A Dutch court has dismissed a bid by eight heirs of the former Sultanate of Sulu to enforce a US$15 billion arbitration award they won against the government of Malaysia.
Calling it a “landmark victory”, Malaysian Prime Minister Datuk Seri Anwar Ibrahim said the Court of Appeal in The Hague has refused to recognise the Final Award “in the sham and abusive arbitration” brought by the heirs.
“This decision has blocked any attempt by the claimants to enforce their illegitimate claims against the Government of Malaysia in the Netherlands,” Anwar said in a statement this evening.
“This verdict in the Court of Appeal is another landmark victory for the Government of Malaysia following the Paris Court of Appeal’s decision on June 6.
“The Government of Malaysia is confident that we are now closer than ever to completely nullifying the sham and abusive Final Award amounting to approximately US$15 billion issued by Dr Gonzalo Stampa, thus consigning the claimants’’ flawed claims to history.
“Malaysia trusts that today’s decision, combined with the recent decision of the Paris Court of Appeal, will put an end to the frivolous attempts of the claimants to enforce the purported Final Award in other jurisdictions.”
Anwar added that Malaysia has, to date, “stopped at nothing to protect our sovereignty, national security and national interest.”
He went on to express his gratitude to Datuk Seri Azalina Othman Said, chair of the Special Secretariat and the Law and Institutional Reforms Minister, Foreign Affairs Minister Datuk Seri Zambry Abdul Kadir, Communications and Digital Minister Fahmi Fadzil, Home Minister Datuk Seri Saifuddin Nasution Ismail, Attorney-General Tan Sri Idrus Harun and other parties involved in the matter.
He added that the government would fight, by any means necessary, against the flagrant exploitation and abuse of the international arbitral system and take all actions to recover the costs for the public resources that Malaysia expended in dealing with these claims.

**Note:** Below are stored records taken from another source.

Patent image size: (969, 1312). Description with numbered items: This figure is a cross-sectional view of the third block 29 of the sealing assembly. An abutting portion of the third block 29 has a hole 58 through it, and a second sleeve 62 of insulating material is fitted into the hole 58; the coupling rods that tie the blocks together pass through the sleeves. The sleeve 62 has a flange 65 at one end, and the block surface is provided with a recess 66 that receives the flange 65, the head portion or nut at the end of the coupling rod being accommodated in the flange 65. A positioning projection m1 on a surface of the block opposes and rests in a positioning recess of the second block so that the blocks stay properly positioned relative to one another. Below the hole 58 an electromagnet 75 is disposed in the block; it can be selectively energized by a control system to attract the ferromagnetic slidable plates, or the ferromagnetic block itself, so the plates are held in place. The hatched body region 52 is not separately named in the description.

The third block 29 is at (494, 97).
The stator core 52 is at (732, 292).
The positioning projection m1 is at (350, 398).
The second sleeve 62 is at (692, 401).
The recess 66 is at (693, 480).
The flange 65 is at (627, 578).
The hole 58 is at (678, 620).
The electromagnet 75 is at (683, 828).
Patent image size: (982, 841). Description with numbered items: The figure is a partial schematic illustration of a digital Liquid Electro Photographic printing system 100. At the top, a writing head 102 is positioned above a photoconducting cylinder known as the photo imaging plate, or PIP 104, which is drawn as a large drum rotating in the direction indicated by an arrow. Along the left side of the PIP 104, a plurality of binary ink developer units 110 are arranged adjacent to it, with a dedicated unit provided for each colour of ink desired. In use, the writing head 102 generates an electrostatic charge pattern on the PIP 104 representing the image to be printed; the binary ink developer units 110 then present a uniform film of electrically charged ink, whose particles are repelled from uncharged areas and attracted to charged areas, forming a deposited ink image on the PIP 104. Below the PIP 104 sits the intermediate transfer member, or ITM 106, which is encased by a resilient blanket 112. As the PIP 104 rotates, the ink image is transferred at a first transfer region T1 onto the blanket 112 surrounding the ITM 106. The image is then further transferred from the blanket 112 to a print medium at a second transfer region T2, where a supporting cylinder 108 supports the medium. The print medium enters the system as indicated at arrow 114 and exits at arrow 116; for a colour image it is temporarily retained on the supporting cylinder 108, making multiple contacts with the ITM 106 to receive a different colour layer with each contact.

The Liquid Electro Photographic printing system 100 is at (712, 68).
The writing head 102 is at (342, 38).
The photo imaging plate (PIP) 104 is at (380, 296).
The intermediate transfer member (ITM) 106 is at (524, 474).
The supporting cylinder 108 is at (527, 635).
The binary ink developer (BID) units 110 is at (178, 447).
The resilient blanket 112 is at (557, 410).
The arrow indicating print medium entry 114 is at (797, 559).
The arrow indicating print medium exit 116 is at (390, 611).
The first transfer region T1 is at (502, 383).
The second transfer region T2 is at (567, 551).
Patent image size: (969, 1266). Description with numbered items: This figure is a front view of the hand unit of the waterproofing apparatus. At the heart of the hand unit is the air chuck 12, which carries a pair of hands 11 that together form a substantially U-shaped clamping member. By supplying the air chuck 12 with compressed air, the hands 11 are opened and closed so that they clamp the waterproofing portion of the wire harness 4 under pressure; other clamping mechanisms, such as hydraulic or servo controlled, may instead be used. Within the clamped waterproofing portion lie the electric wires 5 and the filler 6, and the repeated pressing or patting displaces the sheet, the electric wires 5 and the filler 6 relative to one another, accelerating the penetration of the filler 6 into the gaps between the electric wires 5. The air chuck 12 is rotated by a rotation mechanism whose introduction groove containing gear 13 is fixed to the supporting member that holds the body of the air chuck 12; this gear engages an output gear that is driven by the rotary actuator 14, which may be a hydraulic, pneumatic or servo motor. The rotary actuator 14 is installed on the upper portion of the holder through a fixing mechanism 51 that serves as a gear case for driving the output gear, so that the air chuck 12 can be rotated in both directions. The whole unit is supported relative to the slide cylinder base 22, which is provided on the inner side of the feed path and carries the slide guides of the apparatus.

“The Government of Malaysia is confident that justice will prevail for the people of Malaysia,” he added.
The heirs were last year awarded RM15 billion by a Paris arbitration court in a long-running dispute with Malaysia over a colonial-era land deal.
The heirs had since sought to seize Malaysian government assets in France, Luxembourg, and the Netherlands, in a bid to enforce the award.
Malaysia, however, did not participate in the arbitration as the Southeast Asian nation maintains the process was illegal. Malaysia obtained a stay on the award in France, but the ruling remains enforceable overseas under a United Nations treaty on arbitration.
This led to the heirs seeking permission from a Dutch court to enforce the award in the Netherlands.